Si Veolia Transport (avant la fusion avec Transdev) affirme que le Réseau est un des plus denses de France, les associations d'usagers[10] relèvent que seules dix lignes (1, 3, 5, 7, 8, 9, 15, 18, 36A/B, 191A/B ) ont une fréquence satisfaisante (au moins 4 passages par heure), que l'intermodalité avec la Gare SNCF et routière est très mal assurée (notamment en venant de l'ouest) et que la vitesse commerciale est l'une des plus basses de France (à cause de l'absence de couloirs sur certaines avenues très encombrées telle l'avenue de la République sens ouest-est.

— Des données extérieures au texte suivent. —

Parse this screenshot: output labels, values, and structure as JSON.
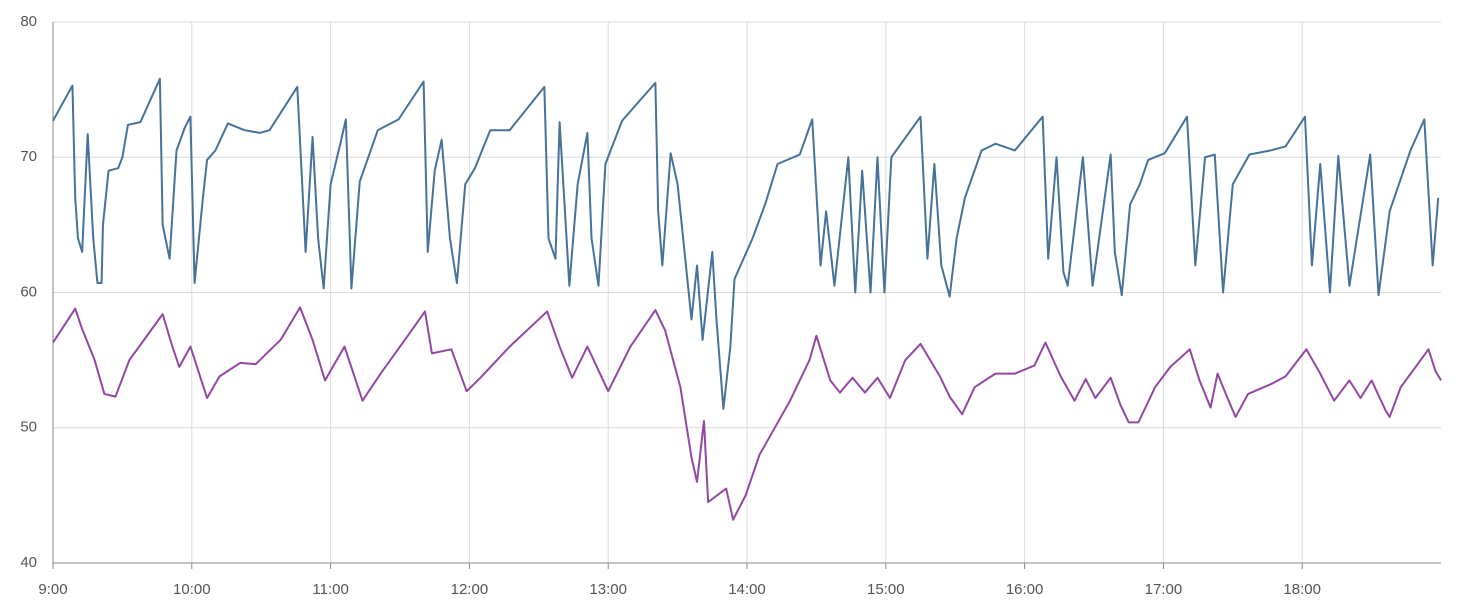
{
  "chart_data": {
    "type": "line",
    "xlim": [
      9,
      19
    ],
    "xticks": [
      {
        "value": 9,
        "label": "9:00"
      },
      {
        "value": 10,
        "label": "10:00"
      },
      {
        "value": 11,
        "label": "11:00"
      },
      {
        "value": 12,
        "label": "12:00"
      },
      {
        "value": 13,
        "label": "13:00"
      },
      {
        "value": 14,
        "label": "14:00"
      },
      {
        "value": 15,
        "label": "15:00"
      },
      {
        "value": 16,
        "label": "16:00"
      },
      {
        "value": 17,
        "label": "17:00"
      },
      {
        "value": 18,
        "label": "18:00"
      }
    ],
    "ylim": [
      40,
      80
    ],
    "yticks": [
      40,
      50,
      60,
      70,
      80
    ],
    "grid": true,
    "series": [
      {
        "color": "#45739b",
        "x": [
          9.0,
          9.14,
          9.16,
          9.18,
          9.21,
          9.25,
          9.29,
          9.32,
          9.35,
          9.36,
          9.4,
          9.47,
          9.5,
          9.54,
          9.63,
          9.77,
          9.79,
          9.84,
          9.89,
          9.95,
          9.99,
          10.02,
          10.08,
          10.11,
          10.17,
          10.26,
          10.38,
          10.49,
          10.56,
          10.76,
          10.82,
          10.87,
          10.91,
          10.95,
          11.0,
          11.07,
          11.11,
          11.15,
          11.21,
          11.34,
          11.49,
          11.67,
          11.7,
          11.75,
          11.8,
          11.86,
          11.91,
          11.97,
          12.04,
          12.15,
          12.29,
          12.54,
          12.57,
          12.62,
          12.65,
          12.7,
          12.72,
          12.78,
          12.85,
          12.88,
          12.93,
          12.98,
          13.1,
          13.34,
          13.36,
          13.39,
          13.45,
          13.5,
          13.55,
          13.6,
          13.64,
          13.68,
          13.75,
          13.78,
          13.83,
          13.88,
          13.91,
          14.04,
          14.13,
          14.22,
          14.38,
          14.47,
          14.53,
          14.57,
          14.63,
          14.73,
          14.78,
          14.83,
          14.89,
          14.94,
          14.99,
          15.04,
          15.25,
          15.3,
          15.35,
          15.4,
          15.46,
          15.51,
          15.57,
          15.69,
          15.79,
          15.93,
          16.13,
          16.17,
          16.23,
          16.28,
          16.31,
          16.42,
          16.49,
          16.62,
          16.65,
          16.7,
          16.76,
          16.83,
          16.89,
          17.01,
          17.17,
          17.23,
          17.3,
          17.37,
          17.43,
          17.5,
          17.62,
          17.77,
          17.88,
          18.02,
          18.07,
          18.13,
          18.2,
          18.26,
          18.34,
          18.49,
          18.55,
          18.63,
          18.78,
          18.88,
          18.94,
          18.98
        ],
        "values": [
          72.7,
          75.3,
          67,
          64,
          63,
          71.7,
          64,
          60.7,
          60.7,
          65,
          69,
          69.2,
          70,
          72.4,
          72.6,
          75.8,
          65,
          62.5,
          70.5,
          72.2,
          73,
          60.7,
          67,
          69.8,
          70.5,
          72.5,
          72,
          71.8,
          72,
          75.2,
          63,
          71.5,
          64,
          60.3,
          68,
          71,
          72.8,
          60.3,
          68.2,
          72,
          72.8,
          75.6,
          63,
          69,
          71.3,
          64,
          60.7,
          68,
          69.2,
          72,
          72,
          75.2,
          64,
          62.5,
          72.6,
          64,
          60.5,
          68,
          71.8,
          64,
          60.5,
          69.5,
          72.7,
          75.5,
          66,
          62,
          70.3,
          68,
          63,
          58,
          62,
          56.5,
          63,
          58,
          51.4,
          56,
          61,
          64,
          66.5,
          69.5,
          70.2,
          72.8,
          62,
          66,
          60.5,
          70,
          60,
          69,
          60,
          70,
          60,
          70,
          73,
          62.5,
          69.5,
          62,
          59.7,
          64,
          67,
          70.5,
          71,
          70.5,
          73,
          62.5,
          70,
          61.5,
          60.5,
          70,
          60.5,
          70.2,
          63,
          59.8,
          66.5,
          68,
          69.8,
          70.3,
          73,
          62,
          70,
          70.2,
          60,
          68,
          70.2,
          70.5,
          70.8,
          73,
          62,
          69.5,
          60,
          70.1,
          60.5,
          70.2,
          59.8,
          66,
          70.5,
          72.8,
          62,
          67
        ]
      },
      {
        "color": "#9447a4",
        "x": [
          9.0,
          9.16,
          9.21,
          9.3,
          9.37,
          9.45,
          9.55,
          9.79,
          9.86,
          9.91,
          9.99,
          10.11,
          10.2,
          10.35,
          10.46,
          10.64,
          10.78,
          10.87,
          10.96,
          11.1,
          11.23,
          11.36,
          11.57,
          11.68,
          11.73,
          11.87,
          11.98,
          12.08,
          12.29,
          12.56,
          12.65,
          12.74,
          12.85,
          13.0,
          13.16,
          13.34,
          13.41,
          13.52,
          13.6,
          13.64,
          13.69,
          13.72,
          13.81,
          13.85,
          13.9,
          13.99,
          14.09,
          14.31,
          14.45,
          14.5,
          14.6,
          14.67,
          14.76,
          14.85,
          14.94,
          15.03,
          15.14,
          15.25,
          15.39,
          15.46,
          15.55,
          15.64,
          15.79,
          15.93,
          16.07,
          16.15,
          16.26,
          16.36,
          16.44,
          16.51,
          16.62,
          16.69,
          16.75,
          16.82,
          16.94,
          17.05,
          17.19,
          17.26,
          17.34,
          17.39,
          17.47,
          17.52,
          17.61,
          17.77,
          17.88,
          18.03,
          18.13,
          18.23,
          18.34,
          18.42,
          18.5,
          18.6,
          18.63,
          18.71,
          18.91,
          18.96,
          19.0
        ],
        "values": [
          56.3,
          58.8,
          57.3,
          55,
          52.5,
          52.3,
          55,
          58.4,
          56,
          54.5,
          56,
          52.2,
          53.8,
          54.8,
          54.7,
          56.5,
          58.9,
          56.5,
          53.5,
          56,
          52,
          54,
          57,
          58.6,
          55.5,
          55.8,
          52.7,
          53.7,
          56,
          58.6,
          56,
          53.7,
          56,
          52.7,
          56,
          58.7,
          57.2,
          53,
          47.8,
          46,
          50.5,
          44.5,
          45.2,
          45.5,
          43.2,
          45,
          48,
          52,
          55,
          56.8,
          53.5,
          52.6,
          53.7,
          52.6,
          53.7,
          52.2,
          55,
          56.2,
          53.8,
          52.3,
          51,
          53,
          54,
          54,
          54.6,
          56.3,
          53.8,
          52,
          53.6,
          52.2,
          53.7,
          51.7,
          50.4,
          50.4,
          53,
          54.5,
          55.8,
          53.5,
          51.5,
          54,
          52,
          50.8,
          52.5,
          53.2,
          53.8,
          55.8,
          54,
          52,
          53.5,
          52.2,
          53.5,
          51.3,
          50.8,
          53,
          55.8,
          54.2,
          53.5
        ]
      }
    ]
  }
}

La surfréquentation de certaines lignesModifier

Sur le Réseau Mistral, les lignes les plus fréquentées sont les 1, 3, 6 (Les lignes 7 et 5 ayant été fusionnées pour devenir la ligne 6), 8, 12, 18, 29, 39, 36, 70, 81, 103 et 191. Si les lignes 1 et 3 sont équipées de bus articulés (Irisbus Agora L, Heuliez GX 427), les autres sont équipées de bus standard (Heuliez GX 317, Heuliez GX 327) ce qui n'est pas sans poser des problèmes aux heures de pointe. Certaines lignes souffrent d'une trop faible fréquence de passage (lignes 12, 18, 70 et 103) pour absorber l'affluence à ces heures. Ce problème n'a été résolu que sur la ligne 191 reliant Toulon à l'Université de La Garde : la fréquence a été portée à 5 à 10 minutes en heure de pointe et 10 à 15 minutes en heure creuse, et quelques articulés y sont désormais affectés. En revanche, les lignes 8, 12, 18 et 36 avec un passage toutes les 15 à 20 minutes et les lignes 70 et 103 (passage en moyenne toutes les 30 minutes) rencontrent souvent, quelle que soit l'heure, des problèmes de saturation vis-à-vis des passagers transportés.